Раиса натянуто улыбнулась. Весь ее опыт “борьбы за живучесть” — это чтение стихов во время воздушного налета. Интересно, помнит ли она Багрицкого? “По рыбам, по звездам проносит шаланду…”
“Абхазия” шла большую часть ночи и к рассвету снова пристала к берегу, на этот раз укрылась под обрывистым правым, чтобы точно не разглядели с воздуха. Опять жара, изнуряющая всех, особенно раненых, тишина и тревожное ожидание, не завоет ли в небе окаянная “рама”. Но день прошел спокойно, обошлось. К ночи стали у какого-то большого поселка, почти городка. К причалу подошли санитарные машины, на них передали раненых. Приняли еще какой-то груз, штабель ящиков на корме вырос вдвое.
Вскоре снова тронулись. На сей раз долго петляли протоками, среди камыша и лохматых старых ив. Спугнули цаплю, она тяжело взмахивая крыльями, потянула в сторону левого берега. Когда снова вышли на стремнину, впереди слева по борту Раиса разглядела черный силуэт какого-то парохода. Удивилась сначала, откуда он взялся и почему так неестественно торчит его нос, потом сообразила — судно полузатоплено, корма ушла в воду.
— Погорел. Танкер это, астраханский, — объяснил пожилой матрос. — В июле еще. Тогда караванами не ходили.
— Разбомбили? — Раиса поспешно сглотнула подкативший к горлу ледяной ком.
— На мину напоролся. Тут их много. Хорошо бы, чтобы вчерашняя “рама” нам подарок не оставила. После нее всегда минеры их прилетают.
Чем ближе подходила “Абхазия” к Сталинграду, тем больше встречалось по берегам разбитых и сгоревших судов.
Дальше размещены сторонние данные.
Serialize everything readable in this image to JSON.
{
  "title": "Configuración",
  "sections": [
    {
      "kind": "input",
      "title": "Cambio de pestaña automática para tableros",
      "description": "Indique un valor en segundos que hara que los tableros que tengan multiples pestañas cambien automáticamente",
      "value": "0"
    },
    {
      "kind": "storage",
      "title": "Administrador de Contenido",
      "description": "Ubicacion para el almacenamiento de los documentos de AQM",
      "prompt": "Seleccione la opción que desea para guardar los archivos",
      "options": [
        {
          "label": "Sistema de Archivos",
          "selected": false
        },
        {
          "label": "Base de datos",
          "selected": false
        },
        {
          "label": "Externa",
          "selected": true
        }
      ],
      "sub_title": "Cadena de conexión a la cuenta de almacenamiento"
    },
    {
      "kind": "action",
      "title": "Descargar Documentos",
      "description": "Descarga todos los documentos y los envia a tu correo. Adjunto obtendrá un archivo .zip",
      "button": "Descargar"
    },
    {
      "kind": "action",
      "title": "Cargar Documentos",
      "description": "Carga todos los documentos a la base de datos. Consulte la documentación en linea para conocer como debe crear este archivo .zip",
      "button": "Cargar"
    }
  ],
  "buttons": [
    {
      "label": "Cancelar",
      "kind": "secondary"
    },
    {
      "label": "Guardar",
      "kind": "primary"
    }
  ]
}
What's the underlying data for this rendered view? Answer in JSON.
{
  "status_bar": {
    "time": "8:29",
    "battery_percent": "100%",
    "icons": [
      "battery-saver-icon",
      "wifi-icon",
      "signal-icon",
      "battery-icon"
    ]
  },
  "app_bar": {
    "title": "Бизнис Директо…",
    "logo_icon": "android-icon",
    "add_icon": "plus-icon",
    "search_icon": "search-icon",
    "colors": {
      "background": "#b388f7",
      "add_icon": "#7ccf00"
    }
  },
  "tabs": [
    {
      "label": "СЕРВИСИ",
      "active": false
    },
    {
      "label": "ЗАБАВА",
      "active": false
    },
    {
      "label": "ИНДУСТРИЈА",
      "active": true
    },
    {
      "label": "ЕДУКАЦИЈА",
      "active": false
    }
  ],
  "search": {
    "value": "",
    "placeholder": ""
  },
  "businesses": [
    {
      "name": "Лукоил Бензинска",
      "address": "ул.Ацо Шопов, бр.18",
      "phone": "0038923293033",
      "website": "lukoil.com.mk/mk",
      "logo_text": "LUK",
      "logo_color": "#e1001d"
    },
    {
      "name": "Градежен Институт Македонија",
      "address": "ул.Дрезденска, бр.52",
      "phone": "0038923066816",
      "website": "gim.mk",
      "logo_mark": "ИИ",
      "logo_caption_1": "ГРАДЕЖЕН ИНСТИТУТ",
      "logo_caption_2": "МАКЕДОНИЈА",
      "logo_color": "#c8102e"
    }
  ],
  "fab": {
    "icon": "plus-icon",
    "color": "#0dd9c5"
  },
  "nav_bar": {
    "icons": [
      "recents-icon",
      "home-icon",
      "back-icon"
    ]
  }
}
Убранные с фарватера, недвижные, выгоревшие до черного остова или торчащие из воды у берега, они как верстовые столбы, отмечали ее маршрут.
Вечером следующего дня у правого берега заметила Раиса следы огромного пожара. От камыша осталась одна лишь обугленная щетина, за ней чернели мертвые стволы старых ив, лишь кое-где на вершинах колыхались еще живые ветки, показывая как страшен был огонь.
— Что здесь так горело? Как низовой пожар.
— Бензин. Выше по течению танкер попал под бомбежку, — ответила выбравшаяся следом за ней на воздух Нина Федоровна, — кто видел, рассказывали, двадцать километров по Волге огонь тек. Будто сама вода горела. Сейчас с нами в караване идет танкер, но он ниже. Старается близко не подходить.
Это последнее замечание должно было как-то успокоить, хотя перед глазами вновь встала пылающая баржа за кормой “Абхазии”. Какое-то время обе молчали. Раиса вслушивалась в плеск воды под огромными колесами. На воздухе она определенно чувствовала себя увереннее, чем внутри.